The UN and other organizations this week briefed countries on the support they can provide, which will be further coordinated by the UNFCCC, including via an online portal.
As week-long negotiations ended Friday in Bonn, several nations and groups of nations known as Parties also outlined ideas, proposals and pathways towards raising domestic ambition and transitioning towards more low carbon economies, according to the UNFCCC.
“Bonn this week underlines how these outcomes and mandates from Warsaw are being taken forward by Parties with support from the UN system and others. It is a positive sign that nations have got down to business – and got down to business with focus and with enthusiasm – to start really shaping how that crucial agreement may look and operate,” added Figueres.
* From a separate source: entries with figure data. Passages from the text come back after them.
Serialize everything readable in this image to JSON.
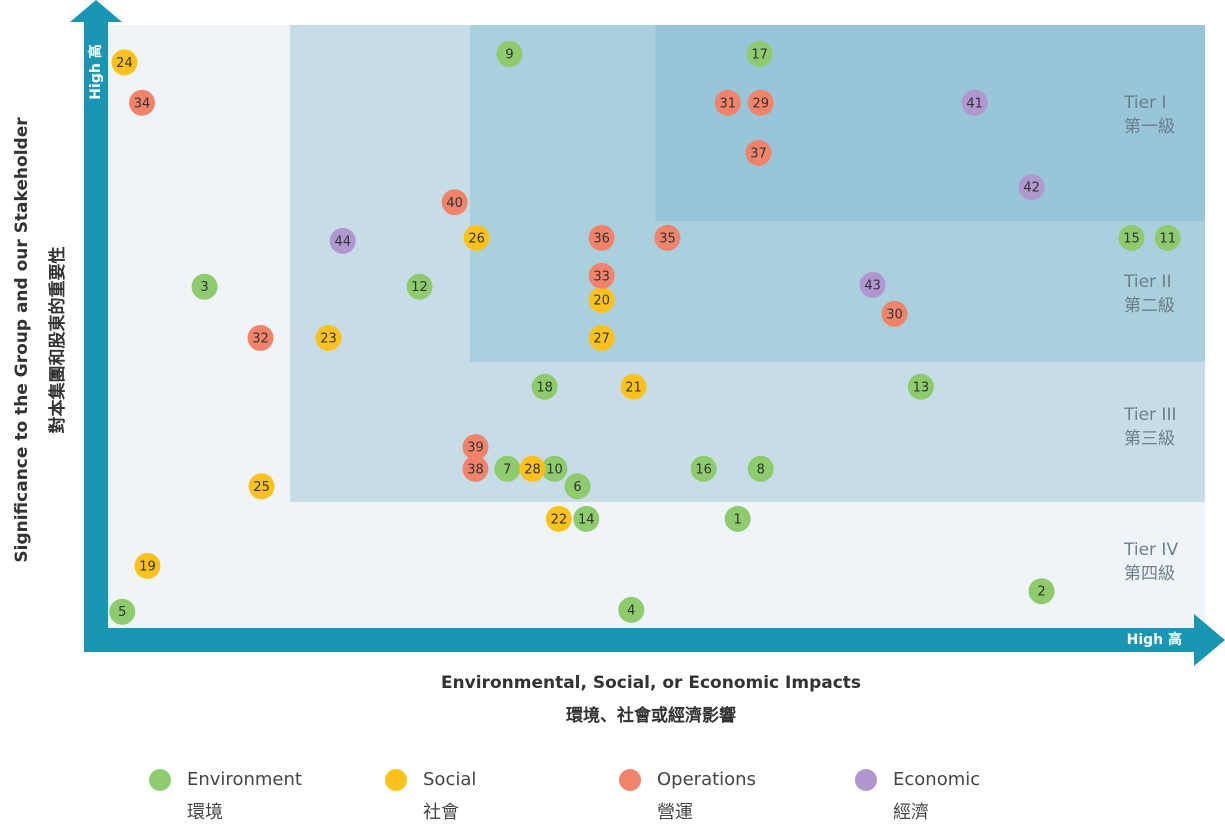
{
  "chart_data": {
    "type": "scatter",
    "x_axis_title": "Environmental, Social, or Economic Impacts",
    "x_axis_title_zh": "環境、社會或經濟影響",
    "y_axis_title": "Significance to the Group and our Stakeholder",
    "y_axis_title_zh": "對本集團和股東的重要性",
    "x_high_label": "High 高",
    "y_high_label": "High 高",
    "xlim": [
      0,
      100
    ],
    "ylim": [
      0,
      100
    ],
    "axis_color": "#1a96b5",
    "tiers": [
      {
        "label": "Tier IV",
        "label_zh": "第四級",
        "x0": 0,
        "y0": 0,
        "color": "#eef4f8"
      },
      {
        "label": "Tier III",
        "label_zh": "第三級",
        "x0": 16.6,
        "y0": 20.9,
        "color": "#c6dde8"
      },
      {
        "label": "Tier II",
        "label_zh": "第二級",
        "x0": 33.0,
        "y0": 44.1,
        "color": "#aacfdd"
      },
      {
        "label": "Tier I",
        "label_zh": "第一級",
        "x0": 49.9,
        "y0": 67.5,
        "color": "#98c5d8"
      }
    ],
    "series": [
      {
        "name": "Environment",
        "name_zh": "環境",
        "color": "#8dcb6d",
        "labels": [
          9,
          17,
          15,
          11,
          3,
          12,
          18,
          13,
          7,
          10,
          6,
          16,
          8,
          14,
          1,
          2,
          5,
          4
        ],
        "x": [
          36.6,
          59.4,
          93.3,
          96.6,
          8.8,
          28.4,
          39.8,
          74.1,
          36.4,
          40.7,
          42.8,
          54.3,
          59.5,
          43.6,
          57.4,
          85.1,
          1.3,
          47.7
        ],
        "y": [
          95.2,
          95.2,
          64.7,
          64.7,
          56.6,
          56.6,
          40.0,
          40.0,
          26.4,
          26.4,
          23.5,
          26.4,
          26.4,
          18.1,
          18.1,
          6.1,
          2.7,
          3.0
        ]
      },
      {
        "name": "Social",
        "name_zh": "社會",
        "color": "#fcc21b",
        "labels": [
          24,
          26,
          20,
          23,
          27,
          21,
          28,
          25,
          22,
          19
        ],
        "x": [
          1.5,
          33.6,
          45.0,
          20.1,
          45.0,
          47.9,
          38.7,
          14.0,
          41.1,
          3.6
        ],
        "y": [
          93.8,
          64.7,
          54.4,
          48.1,
          48.1,
          40.0,
          26.4,
          23.5,
          18.1,
          10.3
        ]
      },
      {
        "name": "Operations",
        "name_zh": "營運",
        "color": "#f2836b",
        "labels": [
          34,
          31,
          29,
          37,
          40,
          36,
          35,
          33,
          30,
          32,
          39,
          38
        ],
        "x": [
          3.1,
          56.5,
          59.5,
          59.3,
          31.6,
          45.0,
          51.0,
          45.0,
          71.7,
          13.9,
          33.5,
          33.5
        ],
        "y": [
          87.1,
          87.1,
          87.1,
          78.8,
          70.6,
          64.7,
          64.7,
          58.4,
          52.1,
          48.1,
          30.0,
          26.4
        ]
      },
      {
        "name": "Economic",
        "name_zh": "經濟",
        "color": "#b197d0",
        "labels": [
          41,
          42,
          44,
          43
        ],
        "x": [
          79.0,
          84.2,
          21.4,
          69.7
        ],
        "y": [
          87.1,
          73.1,
          64.2,
          56.9
        ]
      }
    ]
  }
}
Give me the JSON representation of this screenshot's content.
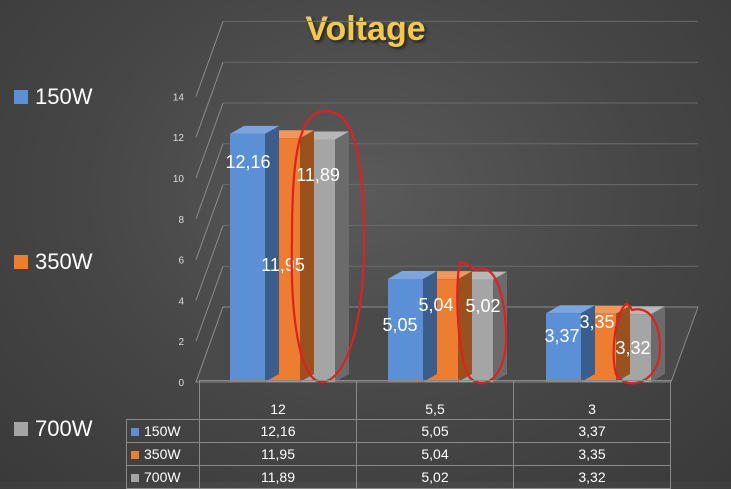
{
  "chart_data": {
    "type": "bar",
    "title": "Voltage",
    "categories": [
      "12",
      "5,5",
      "3"
    ],
    "series": [
      {
        "name": "150W",
        "values": [
          12.16,
          5.05,
          3.37
        ],
        "labels": [
          "12,16",
          "5,05",
          "3,37"
        ],
        "color": "#5b8fd6"
      },
      {
        "name": "350W",
        "values": [
          11.95,
          5.04,
          3.35
        ],
        "labels": [
          "11,95",
          "5,04",
          "3,35"
        ],
        "color": "#ed7d31"
      },
      {
        "name": "700W",
        "values": [
          11.89,
          5.02,
          3.32
        ],
        "labels": [
          "11,89",
          "5,02",
          "3,32"
        ],
        "color": "#a5a5a5"
      }
    ],
    "yticks": [
      "0",
      "2",
      "4",
      "6",
      "8",
      "10",
      "12",
      "14"
    ],
    "ylim": [
      0,
      14
    ],
    "grid": true,
    "legend": "left",
    "annotations": "hand-drawn red ellipses around the 700W bars"
  }
}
“By the end of the year, we should be able to see tangible results: new and strong national and international initiatives; Parties – especially developed countries – adopting new policies and taking on further actions; greater participation in innovative partnerships; and mobilization of the resources needed to make action happen,” Kishan Kumarsingh and Artur Runge-Metzger, the co-chairs of the ADP, this week framed the challenge:
Civil society observers at the Bonn meeting were, however, sceptical of progress made after a week of UN climate talks concluded.
A statement released at the end of the talks on Friday charged that the talks were supposed to conduct a technical examination of opportunities to reduce emissions in the energy sector prior to 2020, but it was unclear if governments would be acting on the recommendations.
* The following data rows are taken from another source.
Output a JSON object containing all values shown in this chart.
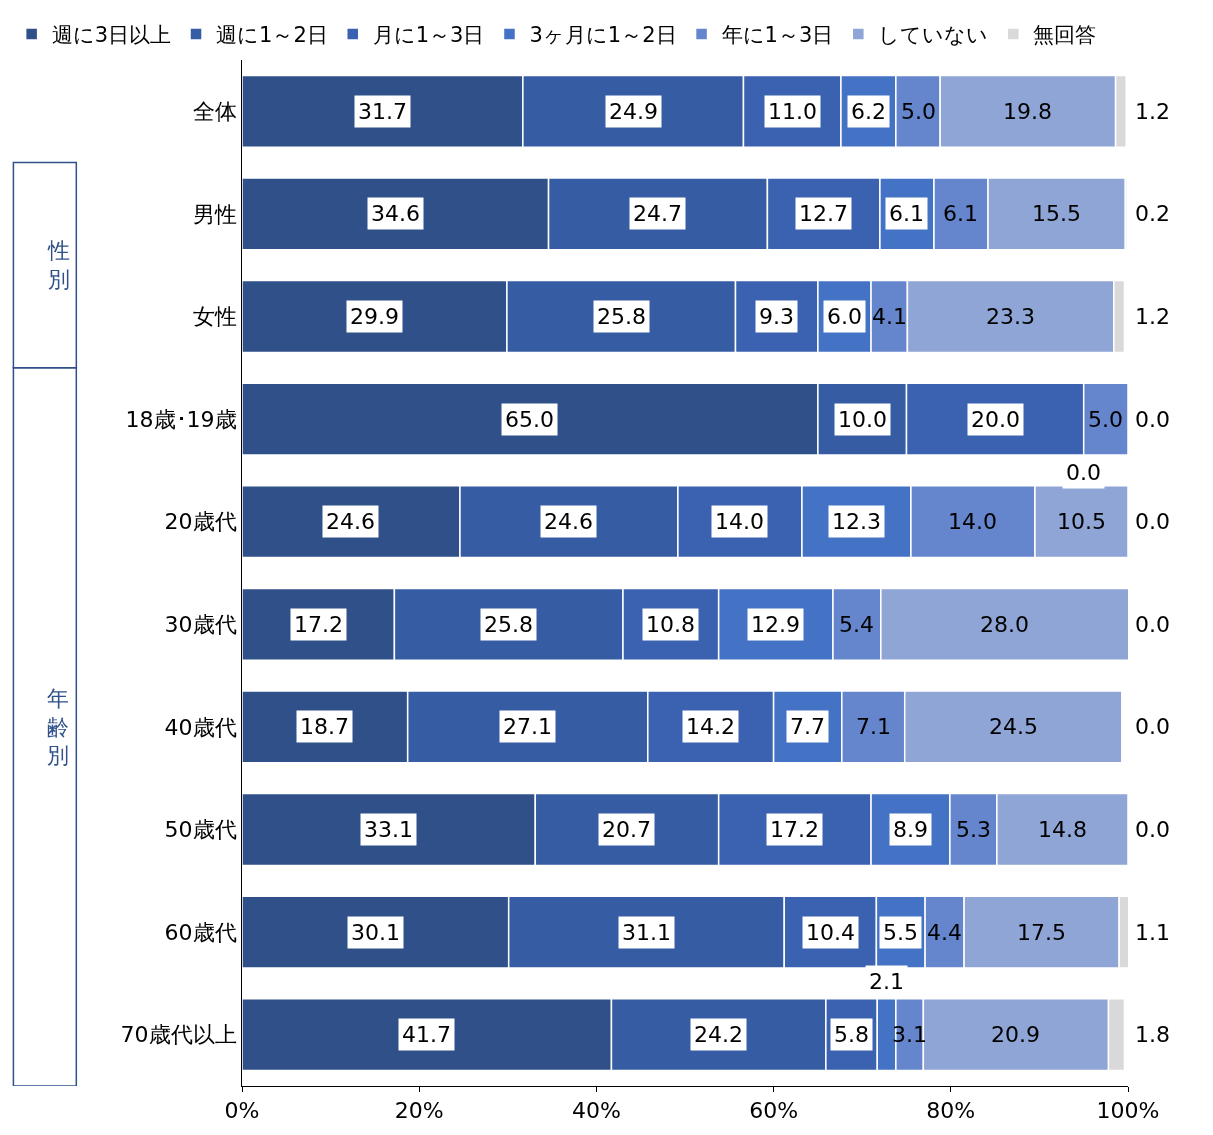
{
  "chart_data": {
    "type": "bar",
    "orientation": "horizontal",
    "stacked": true,
    "categories": [
      "全体",
      "男性",
      "女性",
      "18歳･19歳",
      "20歳代",
      "30歳代",
      "40歳代",
      "50歳代",
      "60歳代",
      "70歳代以上"
    ],
    "series": [
      {
        "name": "週に3日以上",
        "color": "#2f5089",
        "values": [
          31.7,
          34.6,
          29.9,
          65.0,
          24.6,
          17.2,
          18.7,
          33.1,
          30.1,
          41.7
        ],
        "value_labels": [
          "31.7",
          "34.6",
          "29.9",
          "65.0",
          "24.6",
          "17.2",
          "18.7",
          "33.1",
          "30.1",
          "41.7"
        ]
      },
      {
        "name": "週に1～2日",
        "color": "#365ca4",
        "values": [
          24.9,
          24.7,
          25.8,
          10.0,
          24.6,
          25.8,
          27.1,
          20.7,
          31.1,
          24.2
        ],
        "value_labels": [
          "24.9",
          "24.7",
          "25.8",
          "10.0",
          "24.6",
          "25.8",
          "27.1",
          "20.7",
          "31.1",
          "24.2"
        ]
      },
      {
        "name": "月に1～3日",
        "color": "#3b62b0",
        "values": [
          11.0,
          12.7,
          9.3,
          20.0,
          14.0,
          10.8,
          14.2,
          17.2,
          10.4,
          5.8
        ],
        "value_labels": [
          "11.0",
          "12.7",
          "9.3",
          "20.0",
          "14.0",
          "10.8",
          "14.2",
          "17.2",
          "10.4",
          "5.8"
        ]
      },
      {
        "name": "3ヶ月に1～2日",
        "color": "#4472c4",
        "values": [
          6.2,
          6.1,
          6.0,
          0.0,
          12.3,
          12.9,
          7.7,
          8.9,
          5.5,
          2.1
        ],
        "value_labels": [
          "6.2",
          "6.1",
          "6.0",
          "0.0",
          "12.3",
          "12.9",
          "7.7",
          "8.9",
          "5.5",
          "2.1"
        ]
      },
      {
        "name": "年に1～3日",
        "color": "#6586cc",
        "values": [
          5.0,
          6.1,
          4.1,
          5.0,
          14.0,
          5.4,
          7.1,
          5.3,
          4.4,
          3.1
        ],
        "value_labels": [
          "5.0",
          "6.1",
          "4.1",
          "5.0",
          "14.0",
          "5.4",
          "7.1",
          "5.3",
          "4.4",
          "3.1"
        ]
      },
      {
        "name": "していない",
        "color": "#8fa5d6",
        "values": [
          19.8,
          15.5,
          23.3,
          0.0,
          10.5,
          28.0,
          24.5,
          14.8,
          17.5,
          20.9
        ],
        "value_labels": [
          "19.8",
          "15.5",
          "23.3",
          null,
          "10.5",
          "28.0",
          "24.5",
          "14.8",
          "17.5",
          "20.9"
        ]
      },
      {
        "name": "無回答",
        "color": "#d9d9d9",
        "values": [
          1.2,
          0.2,
          1.2,
          0.0,
          0.0,
          0.0,
          0.0,
          0.0,
          1.1,
          1.8
        ],
        "value_labels": [
          "1.2",
          "0.2",
          "1.2",
          "0.0",
          "0.0",
          "0.0",
          "0.0",
          "0.0",
          "1.1",
          "1.8"
        ]
      }
    ],
    "xlim": [
      0,
      100
    ],
    "xticks": [
      {
        "value": 0,
        "label": "0%"
      },
      {
        "value": 20,
        "label": "20%"
      },
      {
        "value": 40,
        "label": "40%"
      },
      {
        "value": 60,
        "label": "60%"
      },
      {
        "value": 80,
        "label": "80%"
      },
      {
        "value": 100,
        "label": "100%"
      }
    ],
    "annotations": [
      "性別",
      "年齢別"
    ],
    "legend": "top"
  }
}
'This week the UN climate talks began discussing some practical solutions to transform our energy systems and bring sustainable energy to the billions without. This is the chance for governments to act in the interests of people and the planet and support community-powered solutions to the climate crisis.
People from Europe through to Africa are fighting for community controlled sustainable energy systems. These governments need to commit to advancing these peoples' proposals rather than just paying lip service through ineffective talkshops,” Asad Rehman, Head of International Climate of Friends of the Earth EWNI, said.
Harjeet Singh, International Coordinator of Disaster Risk Reduction and Climate Adaptation at ActionAid, said it was concerning that rich industrialised nations continued to push a very narrow barrow in Bonn, talking about the future agreement as being only focused on emission cuts, adding that “it is obvious that people need a much more holistic approach if we are to keep people and our food systems safe.'
At the last UN Climate Change conference held in Warsaw, Poland, late last year, countries agreed to initiate or intensify domestic preparations for the intended, nationally-determined contributions to be included in the 2015 agreement.
The Warsaw conference also called for support from developed countries, organizations like the UN and bodies providing funding for that domestic process.